Possible strategies to get the SMSF into a position to pay pensions

There are a number of strategies to consider in improving the SMSF’s liquidity and net asset position in the lead-up to paying pensions. However, not all strategies will be successful and thus some SMSFs may have no alternative but to sell the underlying asset and unwind the LRBA in order to fund a pension.
This, in turn, calls into question the whole viability of the SMSF and may lead to its complete wind-up.
In general, strategies to consider may include:

• Increasing concessional contributions to the SMSF. In the example above, Alan is only contributing $12,000 whereas his concessional limit is $35,000. Thus, increasing his deductible superannuation contributions has the potential to save significant tax outside of super and soak up the tax losses generated within the SMSF that the property investment and LRBA are generating.
Based upon the assumptions above, if Alan were to lift his contributions to $35,000 per annum, the net cash flow to the fund would be in the order of $30,000 positive at age 55. This would generate sufficient funds to pay an estimated minimum pension of $16,338. Further, at age 60, the LRBA would be completely paid out and the SMSF is generating a positive cash flow in the order of $39,000. Again, this would be sufficient to make a minimum pension payment calculated at just over $25,000.
However, Alan may have personal budgetary constraints that restrict him from contributing more to super. For example, he may have a significant mortgage on his home and/or be funding children’s education. Consequently, this may not be possible for all clients.

• Making non-concessional contributions in order to reduce the LRBA debt. Again, whilst this may improve the liquidity of the SMSF, the ability to make such contribution with after-tax money would generally be limited.

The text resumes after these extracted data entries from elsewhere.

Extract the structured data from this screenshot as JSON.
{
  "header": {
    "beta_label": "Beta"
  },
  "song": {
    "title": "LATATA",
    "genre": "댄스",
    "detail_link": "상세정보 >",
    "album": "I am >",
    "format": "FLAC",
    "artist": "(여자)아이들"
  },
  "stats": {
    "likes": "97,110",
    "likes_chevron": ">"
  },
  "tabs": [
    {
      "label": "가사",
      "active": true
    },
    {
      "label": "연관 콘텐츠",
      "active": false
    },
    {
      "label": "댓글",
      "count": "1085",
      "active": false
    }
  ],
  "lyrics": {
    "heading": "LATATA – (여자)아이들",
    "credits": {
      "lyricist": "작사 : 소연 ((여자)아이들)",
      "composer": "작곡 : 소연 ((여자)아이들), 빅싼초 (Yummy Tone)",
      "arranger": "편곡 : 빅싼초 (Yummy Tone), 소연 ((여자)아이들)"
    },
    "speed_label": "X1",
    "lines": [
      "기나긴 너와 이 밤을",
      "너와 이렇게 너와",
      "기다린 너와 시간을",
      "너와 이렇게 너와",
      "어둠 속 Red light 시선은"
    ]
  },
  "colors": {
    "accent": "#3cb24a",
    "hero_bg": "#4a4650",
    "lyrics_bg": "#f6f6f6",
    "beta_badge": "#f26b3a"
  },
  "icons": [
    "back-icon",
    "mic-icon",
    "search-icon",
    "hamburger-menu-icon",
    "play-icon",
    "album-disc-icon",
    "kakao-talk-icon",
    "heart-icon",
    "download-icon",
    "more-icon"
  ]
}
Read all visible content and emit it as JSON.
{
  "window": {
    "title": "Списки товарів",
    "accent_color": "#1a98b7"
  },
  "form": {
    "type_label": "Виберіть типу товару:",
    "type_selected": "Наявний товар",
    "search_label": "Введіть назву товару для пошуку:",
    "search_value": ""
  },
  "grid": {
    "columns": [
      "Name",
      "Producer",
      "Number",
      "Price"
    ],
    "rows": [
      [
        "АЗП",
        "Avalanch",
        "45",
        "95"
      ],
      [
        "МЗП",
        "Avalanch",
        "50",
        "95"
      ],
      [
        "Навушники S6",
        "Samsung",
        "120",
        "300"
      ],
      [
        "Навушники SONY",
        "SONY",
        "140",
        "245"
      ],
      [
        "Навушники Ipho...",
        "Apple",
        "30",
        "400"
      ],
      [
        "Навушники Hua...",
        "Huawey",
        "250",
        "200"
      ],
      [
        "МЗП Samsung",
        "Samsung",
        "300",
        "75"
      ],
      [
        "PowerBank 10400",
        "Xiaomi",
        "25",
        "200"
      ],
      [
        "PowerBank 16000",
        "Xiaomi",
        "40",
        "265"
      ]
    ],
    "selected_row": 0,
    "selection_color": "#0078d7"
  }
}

• Taking other members into the fund. An SMSF can have up to four members. Thus, if Alan has a spouse with a superannuation balance, they could consider rolling that balance into the SMSF. This may assist in improving the liquidity of the fund.
However, in a lot of circumstances the spouse may not wish to transfer out of their current fund. They may see it as a better performing asset or as a way of diversifying risk from the single asset in the SMSF.
Further, care needs to be taken if Alan is looking to take on other members such as his children. This may reduce one of the major benefits that SMSF has in Alan being in control of its investments. Further, should his children go off the rails or end up in a marital dispute, the SMSF may be restricted in its ability to make effective decisions.

• If all else fails, and the member needs to access the pension, the SMSF may be in a position where it is forced to sell the property. This will obviously incur transactional costs and possible penalties from the bank on the LRBA. Further, the ability to cash in the asset, its value and timing are all at the mercy of the market. Thus, this requires careful planning and implementation well before the pension is required.
Other options may be available; however, the overarching rule is that careful planning and implementation are required to ensure that the appropriate retirement strategy can be implemented.


The proliferation of SMSFs invested in single asset residential property investments funded via LRBAs means that most SMSF advisers will come across these arrangements at some stage. Consequently, putting strategies in place to better prepare the SMSF so it is able to pay pensions should be addressed as soon as possible.
The fact that the ATO has now highlighted this issue only adds to the urgency with which advisers should act.